0
votes

I'm trying to figure out the most efficient way to load data from Cloud storage to BigQuery. By efficient I mean - Preferably I don't want to split data into smaller sets to upload each subset separately - Uncompressing my data so I can leverage the 5TB limit of bq tool is also not practical for my purpose, which is to upload more than 30 (>4GB) datasets into separate BigQuery tables.

I've looked into the following alternatives: 1. bq load - has 4GB limit on compressed data 2. split data, convert to pandas dataframe, convert to json, load into BQ - this requires splitting, which I would like to avoid given the number of datasets I have to upload and that they all have different row sizes, so it will not be trivial to automate the task in hand. 3. Cloud Dataflow?

I haven't looked into the details of Dataflow, but my overall question is this - for large datasets, which is a better option - to split data and run batch uploads or to stream data i.e. insert one row at a time from Cloud Storage to BQ?

1
In your case, I would 100% voted against streamingMikhail Berlyant
Note that .gz files are not a shardable compression format, so using very large .gz files for data storage is going to present problems in any large scale data analysis framework.
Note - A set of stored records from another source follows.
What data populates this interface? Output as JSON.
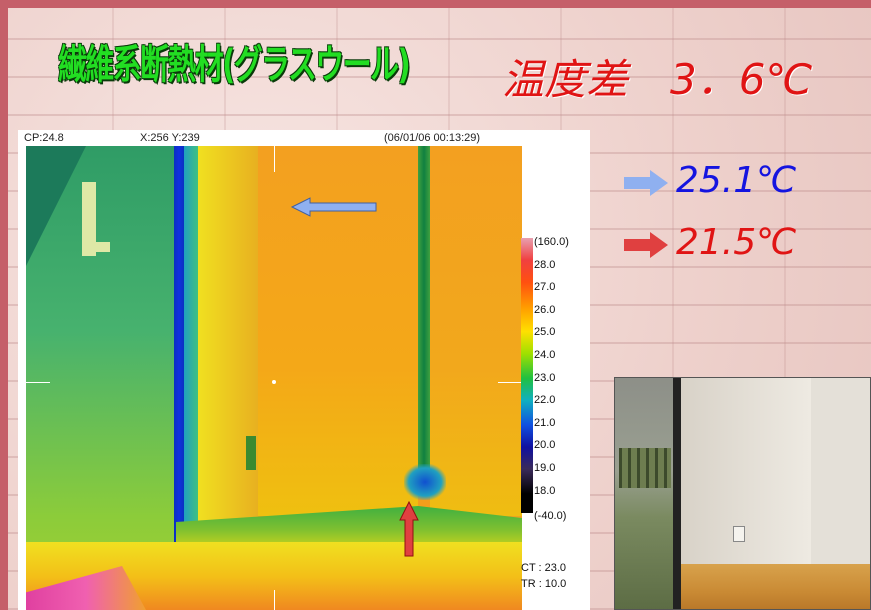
{
  "title": "繊維系断熱材(グラスウール)",
  "temperature_difference": "温度差　3．6℃",
  "thermal_image": {
    "cp": "CP:24.8",
    "coords": "X:256 Y:239",
    "timestamp": "(06/01/06 00:13:29)",
    "legend": [
      "(160.0)",
      "28.0",
      "27.0",
      "26.0",
      "25.0",
      "24.0",
      "23.0",
      "22.0",
      "21.0",
      "20.0",
      "19.0",
      "18.0",
      "(-40.0)"
    ],
    "ct": "CT : 23.0",
    "tr": "TR : 10.0"
  },
  "readings": [
    {
      "value": "25.1℃",
      "color": "#1414e0",
      "arrow_color": "#8fb0f0"
    },
    {
      "value": "21.5℃",
      "color": "#e01414",
      "arrow_color": "#e04040"
    }
  ]
}
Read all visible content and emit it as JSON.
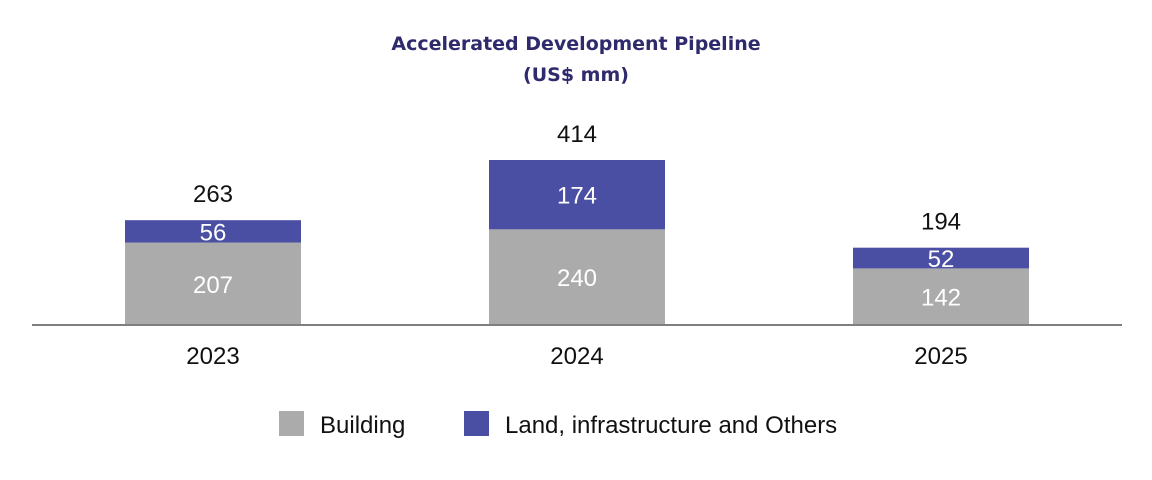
{
  "chart_data": {
    "type": "bar",
    "stacked": true,
    "title": "Accelerated Development Pipeline",
    "subtitle": "(US$ mm)",
    "categories": [
      "2023",
      "2024",
      "2025"
    ],
    "series": [
      {
        "name": "Building",
        "values": [
          207,
          240,
          142
        ],
        "color": "#ababab"
      },
      {
        "name": "Land, infrastructure and Others",
        "values": [
          56,
          174,
          52
        ],
        "color": "#4a4fa3"
      }
    ],
    "totals": [
      "263",
      "414",
      "194"
    ],
    "segment_labels": [
      [
        "207",
        "240",
        "142"
      ],
      [
        "56",
        "174",
        "52"
      ]
    ],
    "ylim": [
      0,
      414
    ],
    "grid": false,
    "legend_position": "bottom"
  },
  "colors": {
    "title": "#2e2a6b",
    "axis": "#7f7f7f",
    "text": "#111111",
    "segment_text": "#ffffff"
  }
}
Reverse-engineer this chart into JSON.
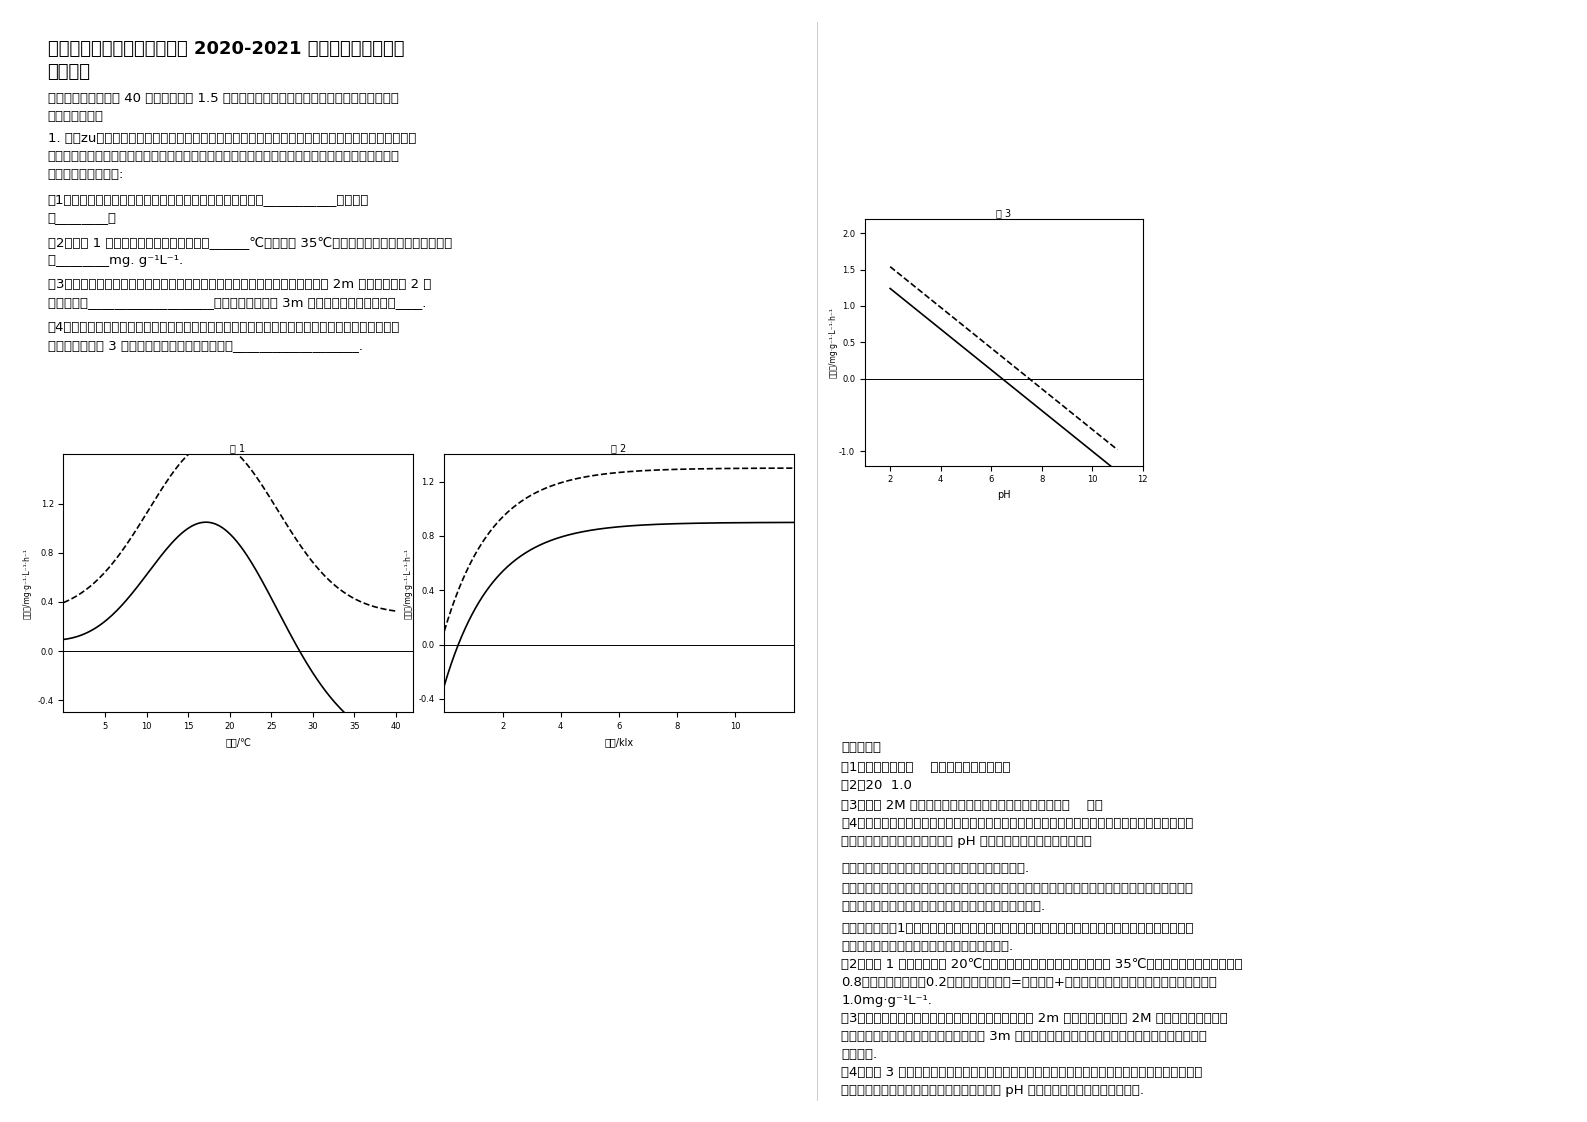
{
  "title_line1": "河南省濮阳市侯庙乡侯庙中学 2020-2021 学年高三生物期末试",
  "title_line2": "卷含解析",
  "section1_title": "一、选择题（本题共 40 小题，每小题 1.5 分。在每小题给出的四个选项中，只有一项是符合",
  "section1_subtitle": "题目要求的。）",
  "q1_text": "1. 茳（zu）草是一种沉水植物，是草食性鱼类的良好天然饲料。为了能充分利用和开发茳草资源，科",
  "q1_text2": "研人员研究了不同因素对茳草光合作用的影响，结果如图（图中实线表示净光合速率，虚线表示真光",
  "q1_text3": "合速率）。分析回答:",
  "q1_1": "（1）茳草叶肉细胞中含较多叶绿素，叶绿素分布在叶绿体的___________，其作用",
  "q1_1b": "是________。",
  "q1_2": "（2）由图 1 可知，茳草生长的最适温度在______℃左右；在 35℃时，茳草每小时呼吸作用耗氧量约",
  "q1_2b": "为________mg. g⁻¹L⁻¹.",
  "q1_3": "（3）通过研究，科研人员建议在实际生产中应通过调节水量使茳草生长于水深 2m 左右，结合图 2 分",
  "q1_3b": "析其依据是___________________，若将水深增加到 3m 以上，茳草的呼吸速率将____.",
  "q1_4": "（4）在实际生产过程中，由于水体流动不畅，生长旺盛的茳草有时突然光合作用能力明显降低，甚",
  "q1_4b": "至衰亡，结合图 3 分析，出现这一现象原因可能是___________________.",
  "fig1_xlabel": "温度/℃",
  "fig1_ylabel": "产氧量/mg·g⁻¹·L⁻¹·h⁻¹",
  "fig1_label": "图 1",
  "fig2_xlabel": "光强/klx",
  "fig2_ylabel": "产氧量/mg·g⁻¹·L⁻¹·h⁻¹",
  "fig2_label": "图 2",
  "fig3_xlabel": "pH",
  "fig3_ylabel": "产氧量/mg·g⁻¹·L⁻¹·h⁻¹",
  "fig3_label": "图 3",
  "answer_title": "参考答案：",
  "ans1": "（1）类囊体薄膜上    吸收、传递和转化光能",
  "ans2": "（2）20  1.0",
  "ans3": "（3）水深 2M 处，光照强度适宜，茳草净光合速率接近最高    降低",
  "ans4": "（4）茳草生长旺盛时，水中大量的氧气被呼吸作用利用，同时水流不畅，氧气得不到及时补充，造",
  "ans4b": "成水中二氧化碳浓度升高，局部 pH 明显升高，使茳草光合速率降低",
  "kao_title": "【考点】光反应、暗反应过程的能量变化和物质变化.",
  "fen_title": "【分析】本题主要考查光合作用及影响光合作用的环境因素等知识，回顾和梳理光合作用及影响光合",
  "fen_text2": "作用的环境因素等知识，认真分析各个问题即可正确作答.",
  "jie_title": "【解答】解：（1）光合作用的色素主要有叶绿素和类胡萝卜素，叶绿素主要分布在叶绿体类囊体薄",
  "jie_text2": "膜上，叶绿素具有相似、传递和转化光能的作用.",
  "jie_text3": "（2）读图 1 分析，茳草在 20℃左右净光合速率达到最高，图中，在 35℃时，茳草真正的光合速率为",
  "jie_text4": "0.8，净光合速率为﹣0.2，真正的光合速率=呼吸速率+净光合速率，所以每小时呼吸作用耗氧量约",
  "jie_text5": "1.0mg·g⁻¹L⁻¹.",
  "jie_text6": "（3）在实际生产中应通过调节水量使茳草生长于水深 2m 左右的原因是水深 2M 处，光照强度适宜，",
  "jie_text7": "茳草净光合速率接近最高。将水深增加到 3m 以上，温度降低，溶氧量也降低，导致茳草的呼吸速率",
  "jie_text8": "将会降低.",
  "jie_text9": "（4）据图 3 分析，茳草生长旺盛时，水中大量的氧气被呼吸作用利用，同时水流不畅，氧气得不到",
  "jie_text10": "及时补充，造成水中二氧化碳浓度升高，局部 pH 明显升高，使茳草光合速率降低.",
  "background_color": "#ffffff",
  "text_color": "#000000",
  "fig_bg": "#f8f8f8"
}
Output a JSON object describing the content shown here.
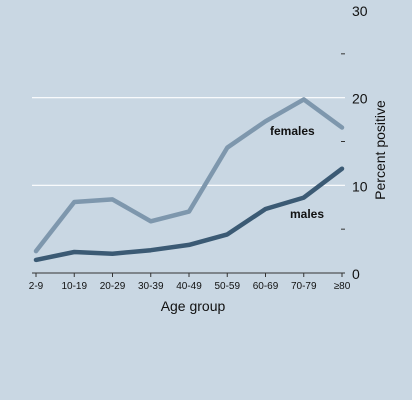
{
  "chart_data": {
    "type": "line",
    "categories": [
      "2-9",
      "10-19",
      "20-29",
      "30-39",
      "40-49",
      "50-59",
      "60-69",
      "70-79",
      "≥80"
    ],
    "series": [
      {
        "name": "females",
        "values": [
          2.5,
          8.1,
          8.4,
          5.9,
          7.0,
          14.3,
          17.3,
          19.8,
          16.6
        ],
        "color": "#7e97ad"
      },
      {
        "name": "males",
        "values": [
          1.5,
          2.4,
          2.2,
          2.6,
          3.2,
          4.4,
          7.3,
          8.6,
          11.9
        ],
        "color": "#3b5a74"
      }
    ],
    "xlabel": "Age group",
    "ylabel": "Percent  positive",
    "ylim": [
      0,
      30
    ],
    "yticks": [
      0,
      10,
      20,
      30
    ],
    "ytick_labels": [
      "0",
      "10",
      "20",
      "30"
    ],
    "gridlines_at": [
      10,
      20
    ],
    "grid": true,
    "y_axis_position": "right",
    "background_color": "#c9d7e3",
    "gridline_color": "#ffffff"
  }
}
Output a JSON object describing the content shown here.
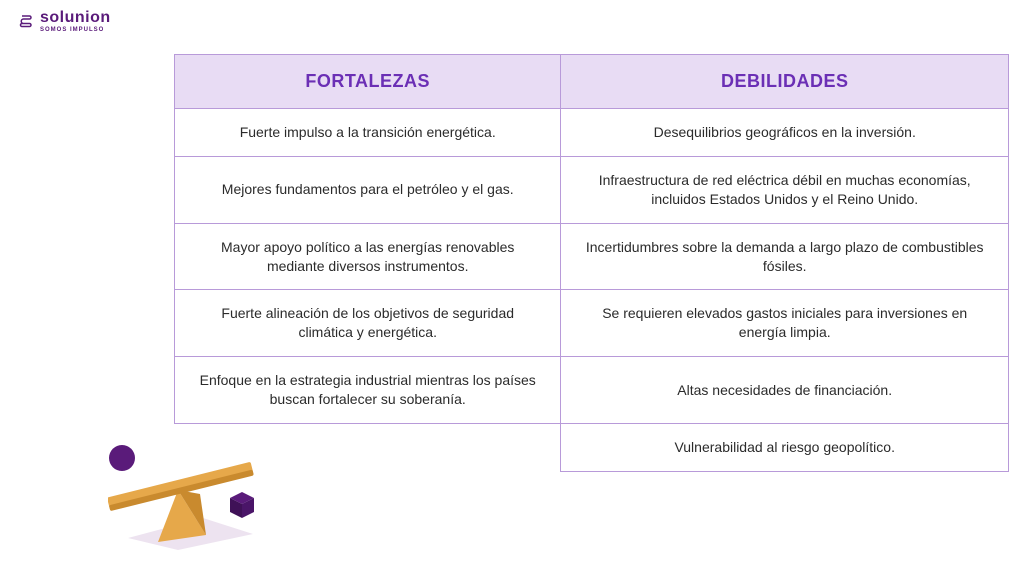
{
  "brand": {
    "name": "solunion",
    "tagline": "SOMOS IMPULSO",
    "color": "#5a1b7a"
  },
  "table": {
    "border_color": "#b89ad9",
    "header_bg": "#e8dcf4",
    "header_color": "#6b2fb5",
    "cell_text_color": "#2b2b2b",
    "columns": [
      "FORTALEZAS",
      "DEBILIDADES"
    ],
    "rows": [
      [
        "Fuerte impulso a la transición energética.",
        "Desequilibrios geográficos en la inversión."
      ],
      [
        "Mejores fundamentos para el petróleo y el gas.",
        "Infraestructura de red eléctrica débil en muchas economías, incluidos Estados Unidos y el Reino Unido."
      ],
      [
        "Mayor apoyo político a las energías renovables mediante diversos instrumentos.",
        "Incertidumbres sobre la demanda a largo plazo de combustibles fósiles."
      ],
      [
        "Fuerte alineación de los objetivos de seguridad climática y energética.",
        "Se requieren elevados gastos iniciales para inversiones en energía limpia."
      ],
      [
        "Enfoque en la estrategia industrial mientras los países buscan fortalecer su soberanía.",
        "Altas necesidades de financiación."
      ],
      [
        "",
        "Vulnerabilidad al riesgo geopolítico."
      ]
    ]
  },
  "seesaw": {
    "plank_color": "#e6a84a",
    "plank_shadow": "#c98a2e",
    "ball_color": "#5a1b7a",
    "cube_color": "#5a1b7a",
    "base_color": "#e6a84a",
    "ground_shadow": "#ede3f0"
  }
}
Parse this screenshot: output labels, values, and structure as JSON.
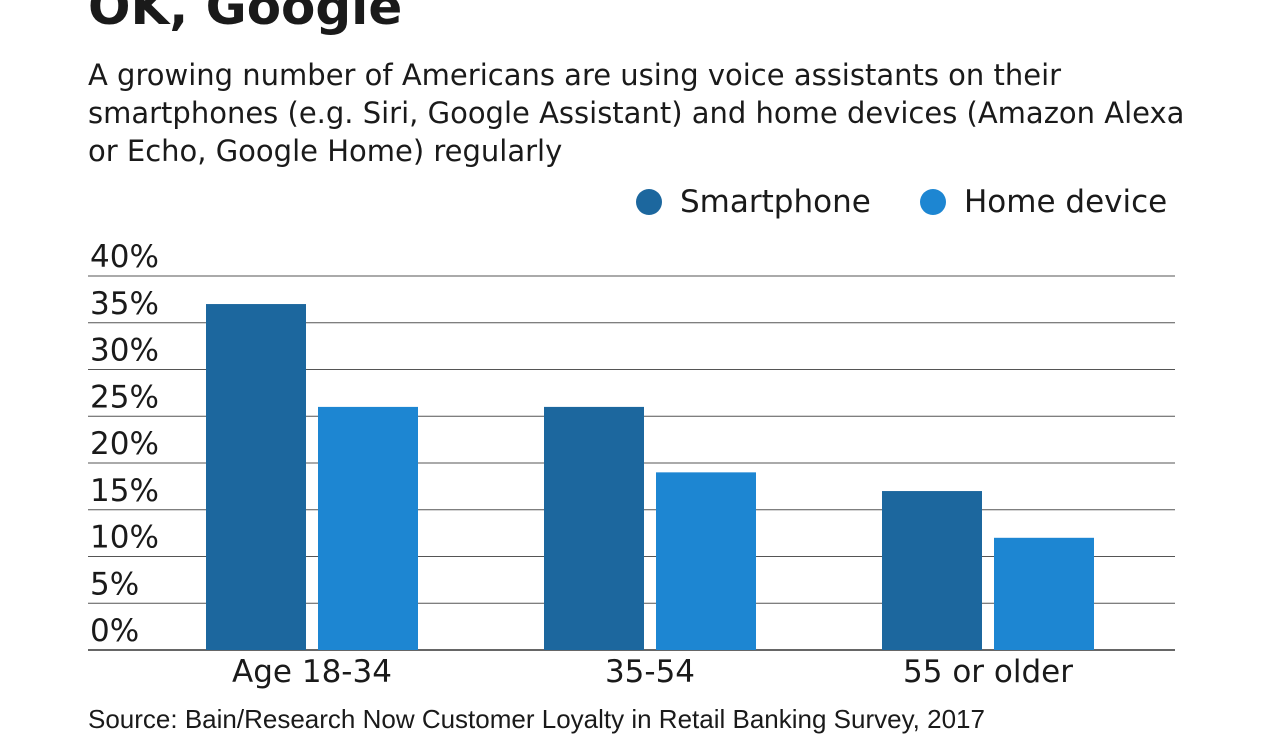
{
  "title": "OK, Google",
  "subtitle": "A growing number of Americans are using voice assistants on their smartphones (e.g. Siri, Google Assistant) and home devices (Amazon Alexa or Echo, Google Home) regularly",
  "source": "Source: Bain/Research Now Customer Loyalty in Retail Banking Survey, 2017",
  "chart_data": {
    "type": "bar",
    "title": "OK, Google",
    "xlabel": "",
    "ylabel": "",
    "categories": [
      "Age 18-34",
      "35-54",
      "55 or older"
    ],
    "series": [
      {
        "name": "Smartphone",
        "color": "#1c679e",
        "values": [
          37,
          26,
          17
        ]
      },
      {
        "name": "Home device",
        "color": "#1d86d2",
        "values": [
          26,
          19,
          12
        ]
      }
    ],
    "ylim": [
      0,
      40
    ],
    "yticks": [
      "0%",
      "5%",
      "10%",
      "15%",
      "20%",
      "25%",
      "30%",
      "35%",
      "40%"
    ],
    "grid": true,
    "legend_position": "top-right"
  }
}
Even if 100GB .gz files are supported, it's going to take a long time for a single worker to process that file.Michael Sheldon

1 Answers

1
votes

Almost certainly, the simplest option will be to decompress the data, copy it into GCS, and load it into BigQuery from there. All of your other suggestions are either going to be more expensive, more work, or less likely to scale.

The only downsides of using the decompressed input data is that the network upload time is longer and you'll pay more for storing it in GCS. That said, it only needs to be in GCS for a few minutes while you load it into bigquery.